Ingredients:
50 (approximately) giant green Italian olives
1 tablespoon olive oil
1 onion, finely chopped
200g veal mince
200g chicken mince
2 tablespoons chopped parsley
2 eggs, lightly beaten
1/2 cup grated mozzarella
1/4 cup finely grated parmesan
plain flour, for dusting
2 eggs, lightly beaten
2 cups dried breadcrumbs
Preparation:
Oil, for shallow frying. Remove the flesh from the olive by cutting carefully around the olive pip with a sharp filleting knife. Flesh should still be in one piece. It is best to cut around the olive on a diagonal.
Heat oil in a frying pan.

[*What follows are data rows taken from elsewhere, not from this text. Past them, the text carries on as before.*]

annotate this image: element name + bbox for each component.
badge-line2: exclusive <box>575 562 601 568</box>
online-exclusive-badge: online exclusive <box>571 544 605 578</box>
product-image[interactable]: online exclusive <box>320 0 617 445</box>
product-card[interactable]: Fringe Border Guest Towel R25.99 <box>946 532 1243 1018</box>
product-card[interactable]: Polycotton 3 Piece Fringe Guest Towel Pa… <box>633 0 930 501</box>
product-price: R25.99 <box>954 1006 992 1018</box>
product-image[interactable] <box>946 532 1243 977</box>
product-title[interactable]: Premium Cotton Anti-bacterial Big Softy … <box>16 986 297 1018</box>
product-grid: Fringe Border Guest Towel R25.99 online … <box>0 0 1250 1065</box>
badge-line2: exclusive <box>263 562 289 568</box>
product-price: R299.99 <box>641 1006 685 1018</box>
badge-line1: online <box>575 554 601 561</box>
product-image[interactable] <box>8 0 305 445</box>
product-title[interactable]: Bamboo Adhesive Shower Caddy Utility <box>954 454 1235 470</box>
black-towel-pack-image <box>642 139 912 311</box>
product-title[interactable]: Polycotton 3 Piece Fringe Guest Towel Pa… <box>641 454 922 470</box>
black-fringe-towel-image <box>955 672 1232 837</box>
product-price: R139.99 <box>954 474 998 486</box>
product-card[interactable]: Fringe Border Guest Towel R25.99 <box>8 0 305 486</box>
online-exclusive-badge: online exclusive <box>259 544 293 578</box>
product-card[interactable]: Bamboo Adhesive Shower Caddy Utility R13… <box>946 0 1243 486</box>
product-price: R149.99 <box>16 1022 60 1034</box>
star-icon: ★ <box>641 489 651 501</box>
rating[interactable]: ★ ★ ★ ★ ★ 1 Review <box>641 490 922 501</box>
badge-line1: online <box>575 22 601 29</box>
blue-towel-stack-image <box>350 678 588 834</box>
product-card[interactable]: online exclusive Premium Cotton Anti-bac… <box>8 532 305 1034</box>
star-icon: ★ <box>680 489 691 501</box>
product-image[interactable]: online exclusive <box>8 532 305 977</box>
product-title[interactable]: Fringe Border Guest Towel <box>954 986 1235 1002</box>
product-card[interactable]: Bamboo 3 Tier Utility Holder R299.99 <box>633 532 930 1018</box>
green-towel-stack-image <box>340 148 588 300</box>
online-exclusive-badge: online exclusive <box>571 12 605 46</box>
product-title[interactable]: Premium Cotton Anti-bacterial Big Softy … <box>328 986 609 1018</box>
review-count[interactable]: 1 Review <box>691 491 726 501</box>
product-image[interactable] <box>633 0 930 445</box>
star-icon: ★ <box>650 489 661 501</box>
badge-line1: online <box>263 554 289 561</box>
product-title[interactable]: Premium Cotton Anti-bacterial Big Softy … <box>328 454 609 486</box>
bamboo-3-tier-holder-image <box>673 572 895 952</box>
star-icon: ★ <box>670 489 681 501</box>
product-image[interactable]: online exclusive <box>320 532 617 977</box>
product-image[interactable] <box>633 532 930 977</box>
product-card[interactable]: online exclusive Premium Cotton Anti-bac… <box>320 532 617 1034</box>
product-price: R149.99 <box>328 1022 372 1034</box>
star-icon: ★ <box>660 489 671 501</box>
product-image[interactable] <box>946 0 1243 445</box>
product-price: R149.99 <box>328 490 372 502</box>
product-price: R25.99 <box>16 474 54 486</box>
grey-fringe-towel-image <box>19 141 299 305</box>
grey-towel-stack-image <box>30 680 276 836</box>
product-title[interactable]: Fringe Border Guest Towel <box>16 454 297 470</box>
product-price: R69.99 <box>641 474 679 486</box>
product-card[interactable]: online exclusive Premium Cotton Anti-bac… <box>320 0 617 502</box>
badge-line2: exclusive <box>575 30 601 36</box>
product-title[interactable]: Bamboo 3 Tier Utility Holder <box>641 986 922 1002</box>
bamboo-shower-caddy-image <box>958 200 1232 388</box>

Add onion and cook until browned. Add mince and cook until mixture is browned and all liquid has evaporated. Remove and allow to cool.

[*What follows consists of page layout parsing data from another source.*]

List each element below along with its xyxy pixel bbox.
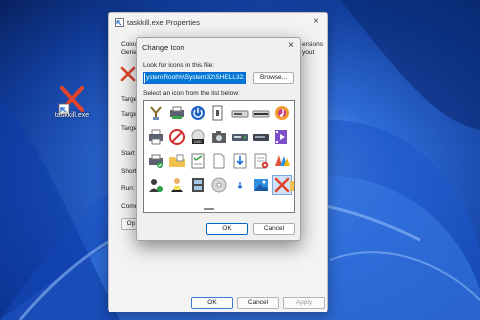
properties-cancel-button[interactable]: Cancel [237, 297, 279, 309]
tab-versions[interactable]: ersions [302, 41, 323, 48]
drive-bar-icon[interactable] [252, 104, 270, 122]
download-icon[interactable] [231, 152, 249, 170]
tab-general[interactable]: Gene [121, 49, 137, 56]
properties-title: taskkill.exe Properties [127, 18, 200, 27]
printer-icon[interactable] [147, 128, 165, 146]
dialog-cancel-button[interactable]: Cancel [253, 223, 295, 235]
close-icon[interactable]: × [288, 40, 294, 51]
file-label: Look for icons in this file: [143, 62, 215, 69]
document-x-icon[interactable] [252, 152, 270, 170]
dialog-title: Change Icon [142, 43, 185, 52]
shortcut-icon [115, 18, 124, 27]
users-icon[interactable] [147, 176, 165, 194]
dialog-ok-button[interactable]: OK [206, 223, 248, 235]
run-label: Run: [121, 185, 135, 192]
browse-button[interactable]: Browse... [253, 72, 294, 84]
person-desk-icon[interactable] [168, 176, 186, 194]
video-file-icon[interactable] [273, 128, 291, 146]
film-icon[interactable] [189, 176, 207, 194]
folder-docs-icon[interactable] [168, 152, 186, 170]
printer-check-icon[interactable] [147, 152, 165, 170]
device-icon[interactable] [210, 104, 228, 122]
red-x-icon[interactable] [272, 175, 292, 195]
properties-titlebar[interactable]: taskkill.exe Properties × [109, 13, 327, 33]
landscape-image-icon[interactable] [252, 176, 270, 194]
icon-list-scrollbar[interactable] [204, 208, 214, 210]
checklist-icon[interactable] [189, 152, 207, 170]
no-entry-icon[interactable] [168, 128, 186, 146]
properties-ok-button[interactable]: OK [191, 297, 233, 309]
properties-footer: OK Cancel Apply [109, 295, 327, 312]
taskkill-x-icon [120, 66, 136, 82]
camera-icon[interactable] [210, 128, 228, 146]
hard-drive-icon[interactable] [231, 128, 249, 146]
power-icon[interactable] [189, 104, 207, 122]
icon-list-label: Select an icon from the list below: [143, 90, 240, 97]
arrow-down-icon[interactable] [231, 176, 249, 194]
icon-file-path-input[interactable]: ystemRoot%\System32\SHELL32.dll [143, 72, 246, 84]
taskkill-shortcut-label[interactable]: taskkill.exe [48, 112, 96, 119]
hard-drive-alt-icon[interactable] [252, 128, 270, 146]
drive-icon[interactable] [231, 104, 249, 122]
tab-layout[interactable]: yout [302, 49, 314, 56]
dvd-disc-icon[interactable]: DVD [189, 128, 207, 146]
properties-apply-button[interactable]: Apply [283, 297, 325, 309]
blank-doc-icon[interactable] [210, 152, 228, 170]
printer-network-icon[interactable] [168, 104, 186, 122]
target-location-label: Targe [121, 111, 138, 118]
svg-text:DVD: DVD [194, 140, 202, 144]
network-icon[interactable] [147, 104, 165, 122]
colorful-app-icon[interactable] [273, 152, 291, 170]
close-icon[interactable]: × [313, 16, 319, 27]
target-label: Targe [121, 125, 138, 132]
folder-edge-icon[interactable] [290, 176, 294, 194]
target-type-label: Targe [121, 96, 138, 103]
icon-file-path-value: ystemRoot%\System32\SHELL32.dll [145, 73, 245, 83]
cd-disc-icon[interactable] [210, 176, 228, 194]
icon-list[interactable]: DVD [143, 100, 295, 213]
change-icon-dialog: Change Icon × Look for icons in this fil… [136, 37, 301, 241]
music-disc-icon[interactable] [273, 104, 291, 122]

Add parsley, eggs, mozzarella and parmesan to the meat mixture and season well.
Stuff a heaped teaspoonful of the mixture into each olive. Dust olives in seasoned flour. Dip in the beaten eggs and roll in breadcrumbs. Refrigerate for 1 hour.
Pour about 1 cm of oil in the bottom of a heavy based frying pan. Cook olives in batches, until browned. Drain and serve as part of an antipasto plate.